Gw dari dulu suka banget baca cerpen. Itu juga yang membuat gw ikut kelas ‘Penulisan Populer’-nya Pak Ismail Marahimin, bokapnya @somemandy. Ini yang kerap membuat gw disangka anak Fakultas Sastra, karena nulis soal ini di sampul belakang buku ‘Cheers, UK!’ Percayalah, darah oranye mengalir deras di dalam gw: gw aseli anak FISIP!

Pada masa itu, gw suka banget sama Seno Gumira Ajidarma. Dan kini, ada ‘Johnny Mushroom dan cerita lainnya’ di tangan gw.

Ini adalah kumpulan cerpen karya Zaky Yamani. He may not be the best tour guide in Manila *wink* but he surely is a great writer.

Gw kenal Zaky pas ada training di Manila. Karena kita barengan ke Manila naik Cebu Pasific yang murah meriah, jadilah untuk training yang baru mulai Senin, kita udah berangkat dari Jakarta sejak Jumat tengah malam, fiuh! Untunglah Zaky pernah sekolah di Manila, jadi bisa diperbantukan jadi tour guide; meski sebenernya CV dia agak memalukan: cuma 2-3 kali naik jeepney sepanjang dia di Manila. Lebih sering kelindes ban jeepney, katanya.

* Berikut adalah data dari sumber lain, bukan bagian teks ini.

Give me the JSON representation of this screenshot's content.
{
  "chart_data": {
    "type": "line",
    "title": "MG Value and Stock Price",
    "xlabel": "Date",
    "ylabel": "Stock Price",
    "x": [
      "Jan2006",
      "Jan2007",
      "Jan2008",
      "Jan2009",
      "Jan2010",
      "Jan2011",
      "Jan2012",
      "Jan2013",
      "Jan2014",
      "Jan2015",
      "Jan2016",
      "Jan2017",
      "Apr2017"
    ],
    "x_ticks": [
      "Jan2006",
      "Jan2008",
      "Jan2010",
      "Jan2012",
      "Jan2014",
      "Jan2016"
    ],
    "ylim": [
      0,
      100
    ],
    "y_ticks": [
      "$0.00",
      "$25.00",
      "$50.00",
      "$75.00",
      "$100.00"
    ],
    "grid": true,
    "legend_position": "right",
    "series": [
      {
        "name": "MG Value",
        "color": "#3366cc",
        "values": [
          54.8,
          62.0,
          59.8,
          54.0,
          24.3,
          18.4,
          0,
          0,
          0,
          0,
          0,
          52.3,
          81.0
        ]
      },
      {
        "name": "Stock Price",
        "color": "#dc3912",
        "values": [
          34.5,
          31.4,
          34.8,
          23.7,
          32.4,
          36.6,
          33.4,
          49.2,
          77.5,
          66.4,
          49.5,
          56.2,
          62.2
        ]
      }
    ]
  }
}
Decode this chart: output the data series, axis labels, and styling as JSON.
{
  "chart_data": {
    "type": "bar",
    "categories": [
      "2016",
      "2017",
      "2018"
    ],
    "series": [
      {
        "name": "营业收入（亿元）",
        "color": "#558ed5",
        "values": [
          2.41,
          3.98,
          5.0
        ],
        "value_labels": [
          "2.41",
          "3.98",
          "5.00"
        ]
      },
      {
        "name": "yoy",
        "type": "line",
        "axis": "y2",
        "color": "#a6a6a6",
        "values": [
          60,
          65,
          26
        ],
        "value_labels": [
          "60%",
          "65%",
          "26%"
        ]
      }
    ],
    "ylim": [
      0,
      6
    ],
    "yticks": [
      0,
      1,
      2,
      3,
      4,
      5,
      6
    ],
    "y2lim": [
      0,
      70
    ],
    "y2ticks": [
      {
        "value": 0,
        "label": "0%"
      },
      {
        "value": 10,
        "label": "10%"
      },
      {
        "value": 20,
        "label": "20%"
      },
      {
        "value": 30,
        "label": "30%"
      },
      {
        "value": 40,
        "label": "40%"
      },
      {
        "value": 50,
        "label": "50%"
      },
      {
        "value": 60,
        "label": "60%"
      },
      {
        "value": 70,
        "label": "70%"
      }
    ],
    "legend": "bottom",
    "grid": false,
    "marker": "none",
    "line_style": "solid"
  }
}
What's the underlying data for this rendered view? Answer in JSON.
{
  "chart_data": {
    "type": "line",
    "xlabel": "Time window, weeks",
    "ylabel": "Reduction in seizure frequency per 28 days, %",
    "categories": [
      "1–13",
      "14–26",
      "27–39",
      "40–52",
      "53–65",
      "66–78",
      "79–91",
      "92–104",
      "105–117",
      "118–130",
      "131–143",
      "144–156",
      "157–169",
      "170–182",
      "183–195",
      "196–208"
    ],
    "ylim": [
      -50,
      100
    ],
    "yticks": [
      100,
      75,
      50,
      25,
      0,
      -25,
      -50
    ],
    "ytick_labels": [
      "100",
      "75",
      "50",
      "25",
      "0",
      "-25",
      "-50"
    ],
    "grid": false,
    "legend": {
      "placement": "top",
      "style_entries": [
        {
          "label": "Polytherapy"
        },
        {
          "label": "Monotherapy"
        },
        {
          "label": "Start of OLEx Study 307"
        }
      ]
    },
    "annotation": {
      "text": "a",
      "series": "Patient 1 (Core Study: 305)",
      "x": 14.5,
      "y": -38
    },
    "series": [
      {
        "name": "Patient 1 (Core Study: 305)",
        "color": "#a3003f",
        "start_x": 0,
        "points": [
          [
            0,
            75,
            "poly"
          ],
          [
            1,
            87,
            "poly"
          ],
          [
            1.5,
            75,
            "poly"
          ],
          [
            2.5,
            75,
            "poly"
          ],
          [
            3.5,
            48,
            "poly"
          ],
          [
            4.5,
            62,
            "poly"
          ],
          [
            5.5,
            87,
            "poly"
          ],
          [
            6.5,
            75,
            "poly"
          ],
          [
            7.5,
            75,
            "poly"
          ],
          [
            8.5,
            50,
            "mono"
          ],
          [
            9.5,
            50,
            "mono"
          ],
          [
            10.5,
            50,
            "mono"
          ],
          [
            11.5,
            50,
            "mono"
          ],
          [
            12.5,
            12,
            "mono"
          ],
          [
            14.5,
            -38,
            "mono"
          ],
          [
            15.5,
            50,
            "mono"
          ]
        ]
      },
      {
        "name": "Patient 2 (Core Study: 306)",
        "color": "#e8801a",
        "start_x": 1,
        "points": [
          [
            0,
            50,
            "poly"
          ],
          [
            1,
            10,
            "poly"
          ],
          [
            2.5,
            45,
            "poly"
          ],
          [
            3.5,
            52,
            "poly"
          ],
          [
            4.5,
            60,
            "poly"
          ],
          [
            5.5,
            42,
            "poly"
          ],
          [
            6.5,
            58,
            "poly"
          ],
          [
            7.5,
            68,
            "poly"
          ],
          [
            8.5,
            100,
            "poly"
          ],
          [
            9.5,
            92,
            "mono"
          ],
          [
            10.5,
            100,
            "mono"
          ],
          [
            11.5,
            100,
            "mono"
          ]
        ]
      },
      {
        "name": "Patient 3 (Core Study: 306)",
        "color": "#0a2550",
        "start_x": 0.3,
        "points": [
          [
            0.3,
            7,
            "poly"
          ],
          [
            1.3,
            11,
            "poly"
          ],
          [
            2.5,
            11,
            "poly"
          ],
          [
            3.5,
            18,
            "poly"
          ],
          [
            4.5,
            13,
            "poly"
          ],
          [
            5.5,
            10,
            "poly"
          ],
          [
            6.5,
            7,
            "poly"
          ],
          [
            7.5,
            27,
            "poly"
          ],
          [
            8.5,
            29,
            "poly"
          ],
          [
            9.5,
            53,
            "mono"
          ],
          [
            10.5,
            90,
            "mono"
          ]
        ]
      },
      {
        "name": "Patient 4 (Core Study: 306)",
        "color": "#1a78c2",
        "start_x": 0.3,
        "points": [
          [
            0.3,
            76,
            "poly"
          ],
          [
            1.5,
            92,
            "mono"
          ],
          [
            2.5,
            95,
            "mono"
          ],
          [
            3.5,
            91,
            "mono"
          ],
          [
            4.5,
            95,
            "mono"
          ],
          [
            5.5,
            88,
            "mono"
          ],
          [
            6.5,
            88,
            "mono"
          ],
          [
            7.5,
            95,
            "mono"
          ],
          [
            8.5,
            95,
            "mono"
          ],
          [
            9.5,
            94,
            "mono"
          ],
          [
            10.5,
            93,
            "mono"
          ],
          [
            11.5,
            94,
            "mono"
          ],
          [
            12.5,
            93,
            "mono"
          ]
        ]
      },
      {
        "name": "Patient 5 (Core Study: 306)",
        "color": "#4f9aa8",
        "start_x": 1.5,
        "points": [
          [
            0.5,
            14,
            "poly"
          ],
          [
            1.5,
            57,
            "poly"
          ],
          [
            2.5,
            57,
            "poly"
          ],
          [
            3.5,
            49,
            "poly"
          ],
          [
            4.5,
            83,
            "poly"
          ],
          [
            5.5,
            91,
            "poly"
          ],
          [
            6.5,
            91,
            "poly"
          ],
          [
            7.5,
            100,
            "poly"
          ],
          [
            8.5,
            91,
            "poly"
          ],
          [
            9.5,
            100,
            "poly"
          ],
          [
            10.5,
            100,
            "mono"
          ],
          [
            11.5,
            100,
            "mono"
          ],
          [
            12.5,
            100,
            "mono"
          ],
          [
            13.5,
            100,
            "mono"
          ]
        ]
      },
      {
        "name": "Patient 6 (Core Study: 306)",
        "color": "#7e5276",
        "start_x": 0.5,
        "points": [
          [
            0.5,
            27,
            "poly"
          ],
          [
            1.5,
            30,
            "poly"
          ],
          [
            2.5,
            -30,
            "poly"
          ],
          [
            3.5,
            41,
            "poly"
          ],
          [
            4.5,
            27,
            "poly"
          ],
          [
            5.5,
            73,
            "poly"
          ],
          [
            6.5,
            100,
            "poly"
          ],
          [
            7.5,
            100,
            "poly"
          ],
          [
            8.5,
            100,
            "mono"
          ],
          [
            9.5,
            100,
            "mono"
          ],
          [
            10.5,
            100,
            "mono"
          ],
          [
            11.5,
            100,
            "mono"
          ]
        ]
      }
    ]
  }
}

Tapi ini postingan bukan soal Zaky, melainkan soal bukunya.

Tulisan pertama, judulnya sama dengan judul buku. Dari tulisan pertama, gw langsung sepaham dengan review yang dibikin sama Rolling Stone Indonesia: ini cerita urban, dengan setting jalanan. Ah betul. Ini kerasa betul di sana. Gw gak berasa asing dengan gaya tulisan begini, karena gw juga udah sering baca tulisan Zaky di multiply dia.

Lanjut ke tulisan kedua. Lantas ketiga. Lantas keempat. Sekarang gw udah sampai di tulisan kesembilan. Impresi yang gw dapat: fulfilled.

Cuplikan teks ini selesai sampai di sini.